The NASA Airborne Snow Observatory: Demonstration Mission 2

Wednesday, 17 December 2014: 11:05 AM
Thomas H Painter1, Daniel F Berisford2, Joseph W Boardman3, Kat Bormann2, Jeffrey S Deems4, Frank Gehrke5, Jason Horn1, Danny G Marks6, Chris A Mattmann2, Bruce J McGurk7, Paul Ramirez1, Megan Richardson1, McKenzie Skiles8, Adam H Winstral9 and Paul Zimdars2, (1)Jet Propulsion Laboratory, Pasadena, CA, United States, (2)NASA Jet Propulsion Laboratory, Pasadena, CA, United States, (3)Analytical Imaging and Geophysics, Boulder, CO, United States, (4)University of Colorado, Boulder, CO, United States, (5)State of California, Sacramento, CA, United States, (6)USDA Agriculture Research Serv, Boise, ID, United States, (7)Self Employed, McGurk Hydrologic, Washington, DC, United States, (8)University of California Los Angeles, Los Angeles, CA, United States, (9)USDA-ARS, Boise, ID, United States
The NASA Jet Propulsion Laboratory developed the Airborne Snow Observatory (ASO), an imaging spectrometer and imaging LiDAR system, to quantify snow water equivalent and snow albedo, provide unprecedented knowledge of snow properties, and provide complete, robust inputs to snowmelt runoff models, water management models, and systems of the future. This talk presents results from the second Demonstration Mission that occurred during the intense California drought of spring 2014.

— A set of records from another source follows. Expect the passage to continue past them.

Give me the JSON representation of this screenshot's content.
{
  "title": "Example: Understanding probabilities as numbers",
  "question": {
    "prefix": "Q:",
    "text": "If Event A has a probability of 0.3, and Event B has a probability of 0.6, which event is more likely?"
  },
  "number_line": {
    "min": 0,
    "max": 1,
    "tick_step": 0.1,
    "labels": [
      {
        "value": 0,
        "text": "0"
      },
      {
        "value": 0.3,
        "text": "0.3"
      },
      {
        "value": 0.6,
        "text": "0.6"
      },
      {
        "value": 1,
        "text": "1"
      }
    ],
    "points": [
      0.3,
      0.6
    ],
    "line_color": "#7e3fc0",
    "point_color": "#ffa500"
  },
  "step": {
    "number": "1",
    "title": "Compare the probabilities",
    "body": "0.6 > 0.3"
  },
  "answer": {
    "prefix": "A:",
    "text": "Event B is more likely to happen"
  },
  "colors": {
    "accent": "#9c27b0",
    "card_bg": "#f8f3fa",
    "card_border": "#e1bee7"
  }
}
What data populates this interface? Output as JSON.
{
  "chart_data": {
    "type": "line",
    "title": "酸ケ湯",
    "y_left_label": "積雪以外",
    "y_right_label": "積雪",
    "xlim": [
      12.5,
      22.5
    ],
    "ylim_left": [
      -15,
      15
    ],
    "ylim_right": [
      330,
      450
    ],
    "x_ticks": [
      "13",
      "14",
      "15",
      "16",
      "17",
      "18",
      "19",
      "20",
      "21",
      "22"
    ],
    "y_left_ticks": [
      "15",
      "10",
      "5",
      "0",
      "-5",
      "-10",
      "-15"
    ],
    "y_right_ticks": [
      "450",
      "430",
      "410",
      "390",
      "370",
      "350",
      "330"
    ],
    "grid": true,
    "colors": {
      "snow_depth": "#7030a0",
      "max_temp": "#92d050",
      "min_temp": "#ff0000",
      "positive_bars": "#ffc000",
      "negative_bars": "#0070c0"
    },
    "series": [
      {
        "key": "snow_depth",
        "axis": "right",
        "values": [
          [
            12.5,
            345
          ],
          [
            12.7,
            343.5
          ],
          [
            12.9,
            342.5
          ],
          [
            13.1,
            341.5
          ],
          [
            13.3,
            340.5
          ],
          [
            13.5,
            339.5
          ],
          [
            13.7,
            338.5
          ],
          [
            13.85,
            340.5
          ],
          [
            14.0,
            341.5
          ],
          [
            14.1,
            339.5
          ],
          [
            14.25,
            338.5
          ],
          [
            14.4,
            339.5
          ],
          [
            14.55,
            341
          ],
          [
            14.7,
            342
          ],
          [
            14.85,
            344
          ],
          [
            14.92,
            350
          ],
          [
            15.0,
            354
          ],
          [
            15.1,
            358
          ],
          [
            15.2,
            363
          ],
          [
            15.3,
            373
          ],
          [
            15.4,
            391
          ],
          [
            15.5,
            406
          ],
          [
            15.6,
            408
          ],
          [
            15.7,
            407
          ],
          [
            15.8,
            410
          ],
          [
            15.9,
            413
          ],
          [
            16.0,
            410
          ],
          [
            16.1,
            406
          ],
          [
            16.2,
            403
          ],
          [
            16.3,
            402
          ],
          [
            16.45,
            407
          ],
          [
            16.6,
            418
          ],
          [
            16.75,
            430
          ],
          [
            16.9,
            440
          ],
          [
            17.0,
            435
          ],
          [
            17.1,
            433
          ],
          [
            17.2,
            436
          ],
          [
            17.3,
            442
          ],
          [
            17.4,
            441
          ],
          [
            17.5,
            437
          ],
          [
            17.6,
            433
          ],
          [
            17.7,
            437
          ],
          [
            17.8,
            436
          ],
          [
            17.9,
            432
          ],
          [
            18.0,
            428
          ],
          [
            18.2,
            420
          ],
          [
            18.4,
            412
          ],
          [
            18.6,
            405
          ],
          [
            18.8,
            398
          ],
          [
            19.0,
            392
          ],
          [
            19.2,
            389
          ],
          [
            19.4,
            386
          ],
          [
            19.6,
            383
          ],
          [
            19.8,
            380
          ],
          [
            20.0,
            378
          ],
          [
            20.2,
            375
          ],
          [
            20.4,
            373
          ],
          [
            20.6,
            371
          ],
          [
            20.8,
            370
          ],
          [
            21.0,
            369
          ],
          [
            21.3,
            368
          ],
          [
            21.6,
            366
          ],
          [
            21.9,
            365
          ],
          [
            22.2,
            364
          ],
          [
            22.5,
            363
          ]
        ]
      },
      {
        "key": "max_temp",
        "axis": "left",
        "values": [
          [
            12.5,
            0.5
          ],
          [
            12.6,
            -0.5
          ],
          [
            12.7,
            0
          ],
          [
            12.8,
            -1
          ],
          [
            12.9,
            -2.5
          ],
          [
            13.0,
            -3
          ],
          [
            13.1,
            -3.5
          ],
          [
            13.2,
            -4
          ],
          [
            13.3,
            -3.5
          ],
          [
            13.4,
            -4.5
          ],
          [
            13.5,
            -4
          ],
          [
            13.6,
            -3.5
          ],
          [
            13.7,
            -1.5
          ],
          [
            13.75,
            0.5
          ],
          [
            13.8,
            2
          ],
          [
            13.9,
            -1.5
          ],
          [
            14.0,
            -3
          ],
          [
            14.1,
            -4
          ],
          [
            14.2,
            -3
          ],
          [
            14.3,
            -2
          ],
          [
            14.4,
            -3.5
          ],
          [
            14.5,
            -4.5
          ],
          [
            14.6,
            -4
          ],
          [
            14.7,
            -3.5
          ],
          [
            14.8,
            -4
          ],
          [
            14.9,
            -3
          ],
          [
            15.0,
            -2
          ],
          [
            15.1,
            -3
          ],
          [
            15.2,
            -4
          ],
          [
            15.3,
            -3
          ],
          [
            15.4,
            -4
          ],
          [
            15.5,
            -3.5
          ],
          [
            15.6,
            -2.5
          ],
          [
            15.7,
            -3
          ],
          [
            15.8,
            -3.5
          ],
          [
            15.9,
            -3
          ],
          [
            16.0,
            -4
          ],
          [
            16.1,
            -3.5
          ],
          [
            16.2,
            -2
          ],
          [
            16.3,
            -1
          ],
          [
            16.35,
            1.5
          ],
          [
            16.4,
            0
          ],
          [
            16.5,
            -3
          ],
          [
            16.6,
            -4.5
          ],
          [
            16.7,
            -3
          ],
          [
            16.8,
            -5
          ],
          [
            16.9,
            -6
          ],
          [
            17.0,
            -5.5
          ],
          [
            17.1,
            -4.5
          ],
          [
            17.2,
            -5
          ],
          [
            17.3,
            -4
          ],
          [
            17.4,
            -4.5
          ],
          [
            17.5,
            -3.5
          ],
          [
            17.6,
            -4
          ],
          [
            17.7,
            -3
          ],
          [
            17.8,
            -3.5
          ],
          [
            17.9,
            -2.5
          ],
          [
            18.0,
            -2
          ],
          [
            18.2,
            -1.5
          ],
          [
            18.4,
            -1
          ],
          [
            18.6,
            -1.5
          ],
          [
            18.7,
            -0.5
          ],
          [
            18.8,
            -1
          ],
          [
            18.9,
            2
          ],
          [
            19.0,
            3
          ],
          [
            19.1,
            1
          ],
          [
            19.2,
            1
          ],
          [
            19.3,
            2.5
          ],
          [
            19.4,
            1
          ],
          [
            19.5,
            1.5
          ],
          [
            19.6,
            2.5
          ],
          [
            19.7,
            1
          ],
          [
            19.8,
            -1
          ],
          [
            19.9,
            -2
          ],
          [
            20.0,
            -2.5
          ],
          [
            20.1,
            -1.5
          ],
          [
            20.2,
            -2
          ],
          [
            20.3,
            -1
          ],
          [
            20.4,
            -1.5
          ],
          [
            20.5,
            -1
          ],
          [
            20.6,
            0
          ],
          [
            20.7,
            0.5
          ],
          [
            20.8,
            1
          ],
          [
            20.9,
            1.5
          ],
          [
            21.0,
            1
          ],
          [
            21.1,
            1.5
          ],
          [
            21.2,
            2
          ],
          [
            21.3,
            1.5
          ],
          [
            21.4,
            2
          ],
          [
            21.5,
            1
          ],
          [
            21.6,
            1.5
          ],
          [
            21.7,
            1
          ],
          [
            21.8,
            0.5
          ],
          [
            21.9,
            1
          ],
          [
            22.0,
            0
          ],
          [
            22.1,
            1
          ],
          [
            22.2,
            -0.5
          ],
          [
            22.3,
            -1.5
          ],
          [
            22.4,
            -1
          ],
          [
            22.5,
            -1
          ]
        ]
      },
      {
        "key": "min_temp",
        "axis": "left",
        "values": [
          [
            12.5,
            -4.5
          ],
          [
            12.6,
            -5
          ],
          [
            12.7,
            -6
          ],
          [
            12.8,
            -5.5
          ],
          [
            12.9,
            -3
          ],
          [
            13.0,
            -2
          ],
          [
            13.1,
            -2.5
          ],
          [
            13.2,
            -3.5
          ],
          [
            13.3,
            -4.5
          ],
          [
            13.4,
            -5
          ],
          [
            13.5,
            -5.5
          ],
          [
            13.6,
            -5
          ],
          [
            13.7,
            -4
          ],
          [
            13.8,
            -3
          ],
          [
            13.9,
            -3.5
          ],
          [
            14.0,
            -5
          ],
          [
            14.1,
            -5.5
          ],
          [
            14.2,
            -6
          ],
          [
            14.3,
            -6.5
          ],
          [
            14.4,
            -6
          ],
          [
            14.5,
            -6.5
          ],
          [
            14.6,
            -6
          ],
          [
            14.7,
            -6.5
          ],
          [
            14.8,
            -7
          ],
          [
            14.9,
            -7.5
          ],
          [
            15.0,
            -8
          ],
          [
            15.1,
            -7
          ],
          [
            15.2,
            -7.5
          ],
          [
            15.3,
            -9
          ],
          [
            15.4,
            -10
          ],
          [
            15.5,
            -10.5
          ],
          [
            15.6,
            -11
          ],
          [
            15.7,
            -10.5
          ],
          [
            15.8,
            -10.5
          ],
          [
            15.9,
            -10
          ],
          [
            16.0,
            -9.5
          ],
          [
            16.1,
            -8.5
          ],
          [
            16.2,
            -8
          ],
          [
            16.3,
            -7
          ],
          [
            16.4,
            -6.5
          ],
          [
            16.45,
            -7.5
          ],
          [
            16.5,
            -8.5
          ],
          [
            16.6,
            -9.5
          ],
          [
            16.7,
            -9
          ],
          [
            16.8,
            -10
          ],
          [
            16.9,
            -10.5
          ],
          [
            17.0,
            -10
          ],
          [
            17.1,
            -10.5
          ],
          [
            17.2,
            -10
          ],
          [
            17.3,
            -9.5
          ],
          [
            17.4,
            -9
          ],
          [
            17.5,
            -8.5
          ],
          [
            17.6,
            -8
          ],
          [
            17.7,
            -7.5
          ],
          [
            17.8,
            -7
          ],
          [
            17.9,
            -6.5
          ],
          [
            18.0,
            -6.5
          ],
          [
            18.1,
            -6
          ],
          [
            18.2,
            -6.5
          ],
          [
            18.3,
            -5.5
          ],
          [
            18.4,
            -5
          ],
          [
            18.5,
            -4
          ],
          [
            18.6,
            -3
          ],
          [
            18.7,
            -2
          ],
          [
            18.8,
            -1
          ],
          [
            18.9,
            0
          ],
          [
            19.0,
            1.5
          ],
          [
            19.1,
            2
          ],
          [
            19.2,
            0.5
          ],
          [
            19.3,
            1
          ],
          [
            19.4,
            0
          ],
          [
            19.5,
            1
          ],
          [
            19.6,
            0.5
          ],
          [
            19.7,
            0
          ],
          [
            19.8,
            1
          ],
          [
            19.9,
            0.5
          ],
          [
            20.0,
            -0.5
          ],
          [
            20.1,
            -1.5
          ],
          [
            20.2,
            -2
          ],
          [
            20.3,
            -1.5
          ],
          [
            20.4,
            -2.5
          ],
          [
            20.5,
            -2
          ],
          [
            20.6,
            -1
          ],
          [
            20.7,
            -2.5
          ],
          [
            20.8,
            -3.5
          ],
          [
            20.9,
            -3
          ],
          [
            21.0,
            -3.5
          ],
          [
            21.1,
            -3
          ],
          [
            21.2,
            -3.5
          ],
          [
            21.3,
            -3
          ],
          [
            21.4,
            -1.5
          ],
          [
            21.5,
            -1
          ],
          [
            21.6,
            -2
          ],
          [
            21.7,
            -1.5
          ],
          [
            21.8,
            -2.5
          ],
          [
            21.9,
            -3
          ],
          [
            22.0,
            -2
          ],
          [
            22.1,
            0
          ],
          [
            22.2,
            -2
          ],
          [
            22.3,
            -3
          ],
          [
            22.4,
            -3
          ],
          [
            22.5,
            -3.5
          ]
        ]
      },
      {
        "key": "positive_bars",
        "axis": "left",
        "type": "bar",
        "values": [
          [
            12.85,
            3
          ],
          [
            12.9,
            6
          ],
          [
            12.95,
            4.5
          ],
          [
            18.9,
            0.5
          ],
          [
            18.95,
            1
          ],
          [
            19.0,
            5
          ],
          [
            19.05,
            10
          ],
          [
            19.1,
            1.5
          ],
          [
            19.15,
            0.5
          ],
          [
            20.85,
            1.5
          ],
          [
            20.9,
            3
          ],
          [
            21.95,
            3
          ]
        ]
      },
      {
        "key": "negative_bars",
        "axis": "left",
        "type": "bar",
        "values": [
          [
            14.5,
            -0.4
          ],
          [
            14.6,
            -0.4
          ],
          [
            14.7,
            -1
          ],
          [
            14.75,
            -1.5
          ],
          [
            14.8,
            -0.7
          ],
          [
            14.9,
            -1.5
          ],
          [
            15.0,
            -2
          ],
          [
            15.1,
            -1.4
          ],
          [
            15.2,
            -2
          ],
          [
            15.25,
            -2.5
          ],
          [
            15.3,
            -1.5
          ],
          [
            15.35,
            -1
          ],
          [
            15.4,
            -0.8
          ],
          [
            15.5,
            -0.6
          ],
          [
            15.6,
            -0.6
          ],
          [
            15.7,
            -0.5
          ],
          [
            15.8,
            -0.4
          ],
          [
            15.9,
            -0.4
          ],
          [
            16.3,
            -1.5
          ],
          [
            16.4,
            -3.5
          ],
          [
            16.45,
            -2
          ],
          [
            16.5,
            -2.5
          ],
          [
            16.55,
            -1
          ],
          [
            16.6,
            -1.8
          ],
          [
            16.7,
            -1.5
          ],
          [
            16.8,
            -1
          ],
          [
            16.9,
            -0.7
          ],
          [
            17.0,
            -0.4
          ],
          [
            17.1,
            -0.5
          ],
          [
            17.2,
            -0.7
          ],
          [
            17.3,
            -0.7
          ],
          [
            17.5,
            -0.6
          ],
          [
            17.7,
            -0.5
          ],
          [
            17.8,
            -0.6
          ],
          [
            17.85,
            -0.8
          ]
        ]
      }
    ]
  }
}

With the acquisition of the new cutting edge lidar system, ASO was able to fly higher and as such acquire complete basin coverage for the Tuolumne, Merced, Lakes, and South Fork of Kings River Basins in the California Sierra Nevada. Despite the intensity of the California drought, several snowfalls occurred during the Demonstration Mission and we were able to uniquely map snowfall distribution, providing unprecedented capability to test our understanding of orographics and redistribution of snowfall.

A new snow density model and analysis were integrated into the ASO data system. Despite a > 4-fold increase in data volume from the new lidar, the landing-to-data delivery remained at < 24 hrs. ASO SWE and albedo data are assimilated into models of varying complexity and results presented here. We use the ASO data in the Sierra Nevada to evaluate SWE simulations from the NWS SNODAS and SWE reconstruction models. Finally, the ASO data were watched carefully during the drought, suggesting that the Hetch Hetchy reservoir original infrastructure’s forecast of falling well short of fill would be biased low and that the reservoir would come close to filling.